Ganz andere Gedanken erfüllten den Gefangenen innerhalb der Thüre. Mit übereinandergeschlagenen Armen saß er auf seinem Lager. Mit trübem Lächeln schaute er auf den Blumenstrauß, der in einem Glase auf dem Tischchen seines Gefängnisses stand. Ueberhaupt war im ganzen Zimmer das Walten einer freundlichen, liebenden Hand sichtbar. Das Lager war besser als gewöhnlich bei Gefangenen, besonders wo, wie hier, auch die härteste Behandlung keinen Verweis zu fürchten hatte. Das Zimmer war in reinlichem Zustande. Ein Tisch und einige Stühle, selten in einem damaligen Gefängnisse, waren in demselben. Mit Wehmuth betrachtete er alle diese kleinen Bequemlichkeiten. So wohl sie seinem Herzen thaten, denn Anna war’s, der er sie zu verdanken hatte, so vermochten sie ihn heute doch nicht zu erfreuen, wie es wohl schon in den vorhergehenden Tagen geschehen war. Sie erschienen ihm nur, wie die Sorgfalt, die man an des Menschen letztes Haus auf Erden, an den Sarg wendet, und der Blumenstrauß war ihm der Kranz, der ihm auf seine Bahre bestimmt war. Wie ließ sich auch ein anderer Gedanke in seiner Seele vermuthen? Jung, kräftig, lebensfroh, mit freundlichen Aussichten auf eine heitere Zukunft, so nur das düstere Gewölk am politischen Himmel sich einmal würde aufgelöst haben, so schnell aus dem Leben herausgerissen zu werden, in das er erst recht kräftig einzutreten im Begriffe war — konnte er da, gieng er gleich seinem Schicksale mit Standhaftigkeit entgegen, in einer andern, als düstern Stimmung seyn? Und die Entscheidung seines Schicksales war nicht mehr fern. Nicht ohne eine Spur von Mitgefühl hatte der wachhabende Soldat auf Befehl seines Obern ihn ermahnt, sich zum Ende vorzubereiten.

Der Gedanke an den nahen Tod erinnerte ihn erst recht lebendig an das, was er zurück ließ. Wie freundliche Bilder zogen alle seine Jugendbekannte und Freunde, vornämlich aber seines theuren Vaters Antlitz und Anna’s holdes Bild an seiner Seele vorüber, und schienen ihm mit trauernder Mine die Hand zum Abschied zu reichen.
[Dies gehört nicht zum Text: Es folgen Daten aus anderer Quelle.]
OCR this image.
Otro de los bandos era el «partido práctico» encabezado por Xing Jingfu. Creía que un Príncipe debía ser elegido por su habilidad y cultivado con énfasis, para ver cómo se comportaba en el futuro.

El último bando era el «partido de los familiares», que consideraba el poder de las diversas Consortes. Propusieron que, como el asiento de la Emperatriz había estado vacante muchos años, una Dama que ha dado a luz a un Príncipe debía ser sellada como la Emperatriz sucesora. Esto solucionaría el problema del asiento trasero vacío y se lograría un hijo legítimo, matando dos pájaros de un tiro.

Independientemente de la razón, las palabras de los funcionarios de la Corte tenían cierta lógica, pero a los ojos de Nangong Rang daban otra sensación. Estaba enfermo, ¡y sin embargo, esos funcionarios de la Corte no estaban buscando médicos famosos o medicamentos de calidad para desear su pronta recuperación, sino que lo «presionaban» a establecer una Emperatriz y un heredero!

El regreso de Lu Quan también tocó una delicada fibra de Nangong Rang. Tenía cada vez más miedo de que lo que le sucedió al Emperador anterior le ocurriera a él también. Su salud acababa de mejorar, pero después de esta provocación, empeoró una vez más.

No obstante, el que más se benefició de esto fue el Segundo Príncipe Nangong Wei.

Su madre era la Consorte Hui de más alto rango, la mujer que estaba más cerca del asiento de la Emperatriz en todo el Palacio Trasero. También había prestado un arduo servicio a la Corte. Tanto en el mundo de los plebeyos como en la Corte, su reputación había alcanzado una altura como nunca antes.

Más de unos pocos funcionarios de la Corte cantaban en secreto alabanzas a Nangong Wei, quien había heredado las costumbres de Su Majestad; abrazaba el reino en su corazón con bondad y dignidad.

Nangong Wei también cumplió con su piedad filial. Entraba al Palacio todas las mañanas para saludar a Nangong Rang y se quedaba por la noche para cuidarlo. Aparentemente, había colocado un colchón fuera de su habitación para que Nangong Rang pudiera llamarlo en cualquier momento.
Und sein Herz begann weich zu werden, es schien ihm gar zu hart, so früh scheiden zu müssen. Aber neben dem Gefühle der Trauer keimte jetzt auch ein anderes auf, das des Unwillens, ja Grimmes gegen den Urheber seines Todes. Es wollte nicht recht ruhig werden in ihm, der Zwiespalt seines zwischen Wehmuth und Ingrimm getheilten Herzens wollte sich nicht lösen.

Da nahte sich ihm mit freundlichem, sein wallendes Herz kühlendem Flügelschlage die Religion, und er begann nach alter frommer Sitte unter den ihm wohlbekannten Kirchenliedern ein schnell gewähltes Lied zu singen. Anfangs schwankte die Stimme, denn die Ruhe des Gemüthes war noch zu ferne; aber allmählich erhob sie sich; sie wurde fester und reiner, und eine wundersame Ruhe, wie sie nur in einem unverkünstelten, wahrhaftgottesfürchtigem Herzen hervorgerufen zu werden vermag, erfüllte während dem er das einfache, kunstlose Lied sang, sein Herz. Das Lied heißt aber, wenige Veränderungen der alterthümlichen Sprache abgerechnet, so:

Früh ist mein Pilgerlauf zu End‘,
Ich hab‘ ihn kaum begonnen;
Der harte Tod naht sich behend,
Schon ist die Stund‘ verronnen.

Doch klage nicht, mein banges Herz,
So schwer’s auch immer falle!
Der Tod zieht ja nur himmelwärts
Aus diesem Erdenthale.

Drum meine Seele, schöpfe Muth
Und Stärk‘ aus deinem Glauben!
Der sagt dir ja: kein wahres Gut
Kann die Verwesung rauben!

Was an die Erde mich noch hält —
Sind es nur wahre Güter,
So find‘ ich sie in jener Welt,
Schön und verherrlicht wieder!

Nur eitler Tand wird Asch‘ und Staub,
Nur kaltes Gut zerstiebet;
Der Geist wird nie des Todes Raub,
Drum auch nicht was er liebet.

Sieht auch ein Vater mir ins Grab,
Fällt eine heiße Zähre
Auf seines Sohnes Leich‘ hinab —
Gott bleibe Lob und Ehre!

Scheint eine kurze Trennungszeit
Uns Trauer zu bereiten —
Wir find’n uns in der Ewigkeit,
Um nimmermehr zu scheiden.

Was klag‘ ich drum noch auf der Welt?
Was will ich da noch hoffen?
Wenn diese schwache Hülle fällt,
Ist mir der Himmel offen!

(Fortsetzung folgt.)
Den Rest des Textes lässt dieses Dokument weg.